Todos los que tenemos la tarea de acercar las marcas a las personas, comprendemos que la emoción no es un atajo, es una avenida principal.

Entendiendo la emoción como todo el abanico de sensaciones que hacen sonreír, recordar, desear, sorprender o lagrimear.

Pero así como hay bromas que nos hacen reír y otras que nos parecen tontas o incluso ofensivas, lo mismo pasa con las emociones que buscan la lágrima, o erizar la piel.

Como muchas cosas en la vida, a la hora de trabajar sobre la emoción en publicidad, podríamos decir que en la generación de emociones, también aplica el paradigma proyectual de “menos es más”.

El secreto no es otro que saber encontrar un equilibrio.

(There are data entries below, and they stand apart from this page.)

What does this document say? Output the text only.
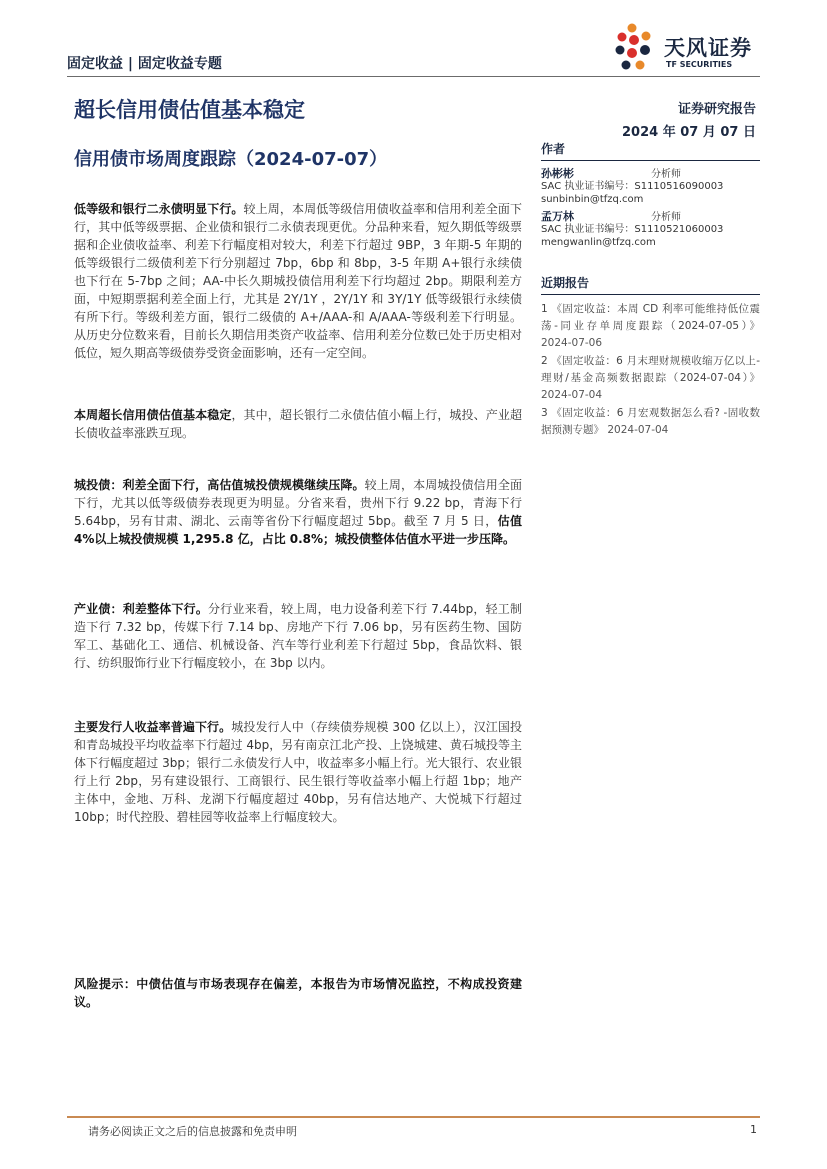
固定收益 | 固定收益专题
天风证券
TF SECURITIES
超长信用债估值基本稳定	证券研究报告
2024 年 07 月 07 日
信用债市场周度跟踪（2024-07-07）	作者
孙彬彬	分析师
SAC 执业证书编号：S1110516090003
sunbinbin@tfzq.com
孟万林	分析师
SAC 执业证书编号：S1110521060003
mengwanlin@tfzq.com
近期报告
1 《固定收益：本周 CD 利率可能维持低位震荡-同业存单周度跟踪（2024-07-05）》 2024-07-06
2 《固定收益：6 月末理财规模收缩万亿以上-理财/基金高频数据跟踪（2024-07-04）》 2024-07-04
3 《固定收益：6 月宏观数据怎么看? -固收数据预测专题》 2024-07-04
低等级和银行二永债明显下行。较上周，本周低等级信用债收益率和信用利差全面下行，其中低等级票据、企业债和银行二永债表现更优。分品种来看，短久期低等级票据和企业债收益率、利差下行幅度相对较大，利差下行超过 9BP，3 年期-5 年期的低等级银行二级债利差下行分别超过 7bp，6bp 和 8bp，3-5 年期 A+银行永续债也下行在 5-7bp 之间；AA-中长久期城投债信用利差下行均超过 2bp。期限利差方面，中短期票据利差全面上行，尤其是 2Y/1Y ，2Y/1Y 和 3Y/1Y 低等级银行永续债有所下行。等级利差方面，银行二级债的 A+/AAA-和 A/AAA-等级利差下行明显。从历史分位数来看，目前长久期信用类资产收益率、信用利差分位数已处于历史相对低位，短久期高等级债券受资金面影响，还有一定空间。
本周超长信用债估值基本稳定，其中，超长银行二永债估值小幅上行，城投、产业超长债收益率涨跌互现。
城投债：利差全面下行，高估值城投债规模继续压降。较上周，本周城投债信用全面下行，尤其以低等级债券表现更为明显。分省来看，贵州下行 9.22 bp，青海下行 5.64bp，另有甘肃、湖北、云南等省份下行幅度超过 5bp。截至 7 月 5 日，估值 4%以上城投债规模 1,295.8 亿，占比 0.8%；城投债整体估值水平进一步压降。
产业债：利差整体下行。分行业来看，较上周，电力设备利差下行 7.44bp，轻工制造下行 7.32 bp，传媒下行 7.14 bp、房地产下行 7.06 bp，另有医药生物、国防军工、基础化工、通信、机械设备、汽车等行业利差下行超过 5bp，食品饮料、银行、纺织服饰行业下行幅度较小，在 3bp 以内。
主要发行人收益率普遍下行。城投发行人中（存续债券规模 300 亿以上），汉江国投和青岛城投平均收益率下行超过 4bp，另有南京江北产投、上饶城建、黄石城投等主体下行幅度超过 3bp；银行二永债发行人中，收益率多小幅上行。光大银行、农业银行上行 2bp，另有建设银行、工商银行、民生银行等收益率小幅上行超 1bp；地产主体中，金地、万科、龙湖下行幅度超过 40bp，另有信达地产、大悦城下行超过 10bp；时代控股、碧桂园等收益率上行幅度较大。
风险提示：中债估值与市场表现存在偏差，本报告为市场情况监控，不构成投资建议。
请务必阅读正文之后的信息披露和免责申明	1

Esto parece sencillo pero no lo es. Prueba de ello son los esfuerzos de comunicación que afloran cada año en el Día de la Madre, Navidad, fechas patrias, Mundiales de fútbol e incluso los “deadlines” de inscripción a los festivales creativos publiciarios.

En cualquier caso, el reto es y sera siempre de qué manera integramos la emoción, como objetivo para el mercadeo, sin caer en el chantaje emocional.

Tener o aprender esa pericia de no hundir el acelerador al punto que ya no puedas doblar la curva y termines con las ruedas para arriba en una zanja.

Saber de qué manera entrar a la velocidad justa, y dar la curva con elegancia, generando un movimiento fluído, y creando en quienes contemplan nuestra obra, una pequeña caricia al corazón.